I’m detecting a doll fetish as director William Brent Bell follows up “The Boy” and “Brahms: The Boy II” with another horror film that features bigger adult-size dolls that haunt a Brooklyn brownstone in this not-so-scary tale of possession. “Separation” suffers from a senseless storyline and a set of unlikable characters with no redeeming qualities. The special effects are quite menacing but wasted as the film fails to connect with the audience.
Violet McGraw, Brian Cox, Rupert Friend, Madeline Brewer, Mamie Gummer, Troy James,
Simon Quarterman, Manny Perez, Chelsea Debo
Directed by William Brent Bell
Maggie (Mamie Gummer) works as a lawyer for the firm run by her father Rivers (Brian Cox). For the last two years, she’s kept the family afloat while her unemployed husband Jeff (Rupert Friend), a graphic artist who used to illustrate comics, struggles to find a job. Their 8-year-old daughter Jenny (Violet McGraw) is unfortunately caught in the middle as Maggie and Jeff constantly argue over his lack of motivation and her workaholic nature. You can probably guess their conversations. If there was ever any love in this marriage it crumbled a long time ago.
Jenny spends most of her time withdrawn in her room playing with a set of horror dolls named “The Grisly Kin” based on her dad’s illustrations. Had Jeff played his cards right he could have landed a television show based on his creations but chose instead to argue with the network over creative differences. It’s the main cause of contention in his marriage. Had Jeff taken the deal Maggie could have spent more time with Jenny instead of working for her father. She has built up so much animosity towards Jeff that she files for divorce seeking full custody of Jenny.

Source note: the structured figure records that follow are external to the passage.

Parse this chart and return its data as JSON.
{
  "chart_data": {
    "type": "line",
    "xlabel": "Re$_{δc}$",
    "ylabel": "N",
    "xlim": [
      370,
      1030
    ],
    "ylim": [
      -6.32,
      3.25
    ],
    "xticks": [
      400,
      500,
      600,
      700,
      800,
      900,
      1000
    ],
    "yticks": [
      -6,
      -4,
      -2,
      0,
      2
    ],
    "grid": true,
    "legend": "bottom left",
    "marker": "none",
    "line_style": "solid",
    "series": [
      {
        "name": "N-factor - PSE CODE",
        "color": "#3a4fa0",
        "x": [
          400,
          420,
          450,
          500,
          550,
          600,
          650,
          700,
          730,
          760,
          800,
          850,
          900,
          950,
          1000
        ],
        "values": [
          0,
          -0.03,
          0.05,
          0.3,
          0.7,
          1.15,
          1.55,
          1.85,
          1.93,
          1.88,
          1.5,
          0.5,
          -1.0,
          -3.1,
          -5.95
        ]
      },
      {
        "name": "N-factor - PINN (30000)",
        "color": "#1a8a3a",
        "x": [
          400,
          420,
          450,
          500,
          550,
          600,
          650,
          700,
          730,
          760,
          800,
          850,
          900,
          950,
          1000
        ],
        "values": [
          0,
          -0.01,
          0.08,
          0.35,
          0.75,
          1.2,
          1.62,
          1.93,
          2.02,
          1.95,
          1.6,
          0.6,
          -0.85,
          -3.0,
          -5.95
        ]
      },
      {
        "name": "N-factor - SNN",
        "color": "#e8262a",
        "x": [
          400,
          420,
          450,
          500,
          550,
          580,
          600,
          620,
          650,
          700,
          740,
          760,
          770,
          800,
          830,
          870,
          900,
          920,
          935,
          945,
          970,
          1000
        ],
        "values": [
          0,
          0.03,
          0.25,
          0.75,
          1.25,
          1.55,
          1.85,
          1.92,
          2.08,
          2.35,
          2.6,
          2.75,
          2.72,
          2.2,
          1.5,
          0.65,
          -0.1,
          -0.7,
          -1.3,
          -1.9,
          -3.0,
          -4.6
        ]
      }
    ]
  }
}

It’s a little too late but Jeff gets off his butt and takes a gig as an inker for a new dark comic series instead of spending most of the time reminiscing about his glory days with Jenny’s 20-year-old babysitter Samantha (Madeline Brewer), a comic book enthusiast who idolizes Jeff. Maggie, meanwhile, drops a bomb that she’s relocating to Seattle and taking Jenny with her. This sets up a custody battle with Rivers representing his daughter while taking every opportunity to paint his son-in-law as a deadbeat.
The tone shifts after a hit-and-run tragically claims Maggie’s life and now Jeff is faced with raising Jenny on his own. Rivers is still hell-bent on taking Jenny away from her father and is now considering battling for custody of his granddaughter.
The script by Josh Braun and Nick Amadeus fails at connecting any of these characters with the audience. The women in the story are all evil, Maggie is a battle-ax, Samantha is a loon, Jeff is a slacker, Rivers is an a-hole, and Jenny is a pawn caught up in a bad story that doesn’t generate any sympathy.
Simon Quarterman plays Jeff’s new boss Alan, a spiritual guy who’s writing the supernatural graphic novel that Jeff is working on. He serves as the film’s play-by-play medium informing Jeff that his brownstone is haunted, and it sounds like an angry soul trapped in this world. Maggie are you there? He must also be a shaman since he gives Jeff a psychoactive brew to drink in order to communicate with the evil entity aka his almost ex-wife.
While the makeup effects at times looking creepy as Jeff’s Grisly Kin figurines come to life when the entities take on their appearance — one of them played by contortionist Troy James doing his Linda Blair impersonation — but it’s never explained why. If one of the ghosts is really Maggie, then why does she appear as one of Jeff’s creations? I would imagine that would be the last thing she would want. Also, these spooky things pop up without really causing any havoc. I was waiting for Linus from Peanuts to make an appearance exclaiming “Look, there he is, The Great Pumpkin” as the Grisly Kin figure rises from the darkness and quickly fades away.
The CGI effects on the other hand look cheap as in one scene when the family portrait catches on fire but only on Jeff’s side causing his face to look distorted as if it were melting instead of the huge flames actually burning the portrait. In other scenes, a red filter is used to wash out the color which seems like a gimmick from the William Castle playbook. They should have passed out special glasses you could put on to “shield yourself from the terror.”
“Separation” fails miserably as a horror film but fares better as a divorce drama. The admirable cast is caught up in a bunch of supernatural hogwash. If you want to see Brian Cox in a horror film rent 2002’s “The Ring.” I’ll take Samara over Samantha any day.